A teenage vampire love storyNO WAIT, COME BACK! IT'S NOT WHAT YOU THINK! Having read John Ajvide Lindqvist's novel and seen the first of the two film adaptations, Let The Right One In feels very familiar to me but it seems not everyone has even heard of it, so may need reassuring that absolutely nothing sparkles. Except maybe some blood in the snow. Instead this is a bleakly Scandinavian but strangely romantic coming-of-age story that takes in vicious bullying, blurred gender identity and an undercurrent of paedophilia. Basically standard Christmas fare for the Royal Court, where Jack Thorne's adaptation comes following its premiere earlier this year for the National Theatre of Scotland. And though the original 1980s Swedish setting remains (with an authenticity that goes all the way to chocolate bars called Plopp) the accents are all Scottish in John Tiffany's atmospheric production.

Oskar (Martin Quinn) is regularly beaten up at school, while his divorced parents seem baffled as to how to raise him. With a serial killer on the loose in the woods near his small town, he's told to stay close to home, which is where he meets his new neighbour Eli (Rebecca Benson.) The otherworldly young girl lives next door to him, but even as they start to communicate in secret by tapping Morse code on the wall between them, there's things about herself Eli struggles to tell him.

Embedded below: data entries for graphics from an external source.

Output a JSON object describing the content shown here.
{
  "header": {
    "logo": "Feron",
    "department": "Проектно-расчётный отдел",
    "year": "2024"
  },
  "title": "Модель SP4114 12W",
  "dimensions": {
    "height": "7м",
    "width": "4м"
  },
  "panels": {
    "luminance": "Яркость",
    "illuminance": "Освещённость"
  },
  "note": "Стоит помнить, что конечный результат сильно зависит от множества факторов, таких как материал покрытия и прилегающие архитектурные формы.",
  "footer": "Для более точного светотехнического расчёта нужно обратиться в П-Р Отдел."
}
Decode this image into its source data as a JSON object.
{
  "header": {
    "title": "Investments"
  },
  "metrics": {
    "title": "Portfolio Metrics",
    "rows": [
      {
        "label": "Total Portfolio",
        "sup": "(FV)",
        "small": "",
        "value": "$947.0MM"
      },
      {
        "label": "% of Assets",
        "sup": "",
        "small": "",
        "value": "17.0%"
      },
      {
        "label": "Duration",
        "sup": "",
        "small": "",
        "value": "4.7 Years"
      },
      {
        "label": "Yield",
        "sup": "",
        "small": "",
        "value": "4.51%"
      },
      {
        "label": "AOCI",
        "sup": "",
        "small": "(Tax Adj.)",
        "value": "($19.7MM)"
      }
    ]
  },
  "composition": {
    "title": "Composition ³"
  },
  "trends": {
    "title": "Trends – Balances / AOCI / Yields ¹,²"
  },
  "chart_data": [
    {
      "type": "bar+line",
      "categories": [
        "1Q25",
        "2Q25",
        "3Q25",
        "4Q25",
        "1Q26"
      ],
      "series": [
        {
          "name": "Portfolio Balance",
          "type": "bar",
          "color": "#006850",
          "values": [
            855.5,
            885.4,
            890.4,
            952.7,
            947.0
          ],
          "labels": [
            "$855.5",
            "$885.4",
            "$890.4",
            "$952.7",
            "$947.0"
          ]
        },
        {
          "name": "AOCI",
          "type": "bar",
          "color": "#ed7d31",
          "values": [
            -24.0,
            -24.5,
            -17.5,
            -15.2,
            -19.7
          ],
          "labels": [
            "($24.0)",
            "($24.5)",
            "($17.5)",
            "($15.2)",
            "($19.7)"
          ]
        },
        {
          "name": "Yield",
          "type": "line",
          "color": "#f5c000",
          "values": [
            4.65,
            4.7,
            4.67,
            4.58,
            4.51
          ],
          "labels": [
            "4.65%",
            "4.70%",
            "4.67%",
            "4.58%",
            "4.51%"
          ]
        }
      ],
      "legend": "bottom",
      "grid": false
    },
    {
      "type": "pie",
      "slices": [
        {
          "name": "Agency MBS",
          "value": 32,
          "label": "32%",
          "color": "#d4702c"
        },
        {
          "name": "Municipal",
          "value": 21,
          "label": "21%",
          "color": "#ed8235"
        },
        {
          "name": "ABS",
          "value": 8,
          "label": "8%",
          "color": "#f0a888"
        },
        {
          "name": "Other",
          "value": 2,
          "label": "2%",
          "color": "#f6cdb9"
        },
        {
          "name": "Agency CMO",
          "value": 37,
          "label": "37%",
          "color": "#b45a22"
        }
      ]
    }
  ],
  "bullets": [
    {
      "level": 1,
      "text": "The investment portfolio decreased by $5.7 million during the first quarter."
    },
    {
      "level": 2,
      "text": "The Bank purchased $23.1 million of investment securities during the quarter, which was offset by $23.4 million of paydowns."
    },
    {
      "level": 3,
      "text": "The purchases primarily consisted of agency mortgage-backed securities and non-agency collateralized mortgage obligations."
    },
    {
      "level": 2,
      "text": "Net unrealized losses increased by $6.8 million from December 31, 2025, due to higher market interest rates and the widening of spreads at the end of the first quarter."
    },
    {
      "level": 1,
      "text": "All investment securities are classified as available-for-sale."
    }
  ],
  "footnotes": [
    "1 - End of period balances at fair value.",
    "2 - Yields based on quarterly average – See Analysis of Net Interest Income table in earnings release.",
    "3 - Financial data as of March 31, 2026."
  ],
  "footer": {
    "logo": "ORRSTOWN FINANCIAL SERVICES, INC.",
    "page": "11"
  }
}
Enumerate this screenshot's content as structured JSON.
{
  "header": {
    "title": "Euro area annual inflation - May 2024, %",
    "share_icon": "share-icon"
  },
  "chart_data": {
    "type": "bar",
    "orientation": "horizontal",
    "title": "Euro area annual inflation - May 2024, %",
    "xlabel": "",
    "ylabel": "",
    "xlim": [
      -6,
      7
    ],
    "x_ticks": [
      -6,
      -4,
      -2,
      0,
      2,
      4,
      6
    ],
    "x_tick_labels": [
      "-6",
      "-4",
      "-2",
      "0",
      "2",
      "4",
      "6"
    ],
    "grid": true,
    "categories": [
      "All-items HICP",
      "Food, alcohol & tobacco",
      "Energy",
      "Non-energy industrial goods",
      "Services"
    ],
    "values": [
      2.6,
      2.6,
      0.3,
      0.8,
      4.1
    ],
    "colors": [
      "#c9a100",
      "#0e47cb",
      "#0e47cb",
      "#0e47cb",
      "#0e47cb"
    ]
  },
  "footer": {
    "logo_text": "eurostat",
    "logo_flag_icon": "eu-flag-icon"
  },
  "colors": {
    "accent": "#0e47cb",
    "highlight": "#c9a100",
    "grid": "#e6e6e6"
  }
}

Designer Christine Jones has used the snow-covered woods where the story begins to set all the action in; it helps create an eerie feel of perpetual Scandinavian dusk that suits the melancholy story. Men being hung upside-down on stage is definitely starting to qualify as a bona fide 2013 meme, and that's how we open, Eli's human protector Hakan (Ewan Stewart) making a botched attempt to procure blood for the girl he's besotted with. Stewart as the middle-aged man in love with a girl much older than she looks strikes a balance between creepy and sympathetic that typifies the story and the production.


But it's the two young leads who have the responsibility of carrying the emotional core of the play, and Quinn and Benson do so admirably, backed up by a dedicated cast building the world around them with performances that occasionally break into stylised movement that had one of the people I saw it with identify it as John Tiffany's work within moments of the start. For me these attempts to build atmosphere, along with some of Ólafur Arnalds' filmic music (Thorne has said he took inspiration from the original book and both movie adaptations) had mixed success in the first act, sometimes creating a dreamlike feel but others simply interrupting the narrative.


The second act though is more or less flawless: Absorbing, eerie, gory and atmospheric. The snowy woodland set would seem to make the story's dénouement at a public swimming baths impossible to stage, but Jones and Tiffany have found a way, and created a chilling finale with it. The transfer to the Royal Court is co-produced by Bill Kenwright who has ambitions to bring it to the West End next; it'll be interesting to see how that pans out, as this really is an excellent show that's cleverly reached out to teenagers in its publicity, and which provides them with a number of well-employed theatrical techniques to present its story - but may be a bit too unusual for the mainstream.

Let The Right One In by Jack Thorne, based on the novel and film by John Ajvide Lindqvist, is booking until the 21st of December at the Royal Court's Jerwood Theatre Downstairs.

Running time: 2 hours 25 minutes including interval.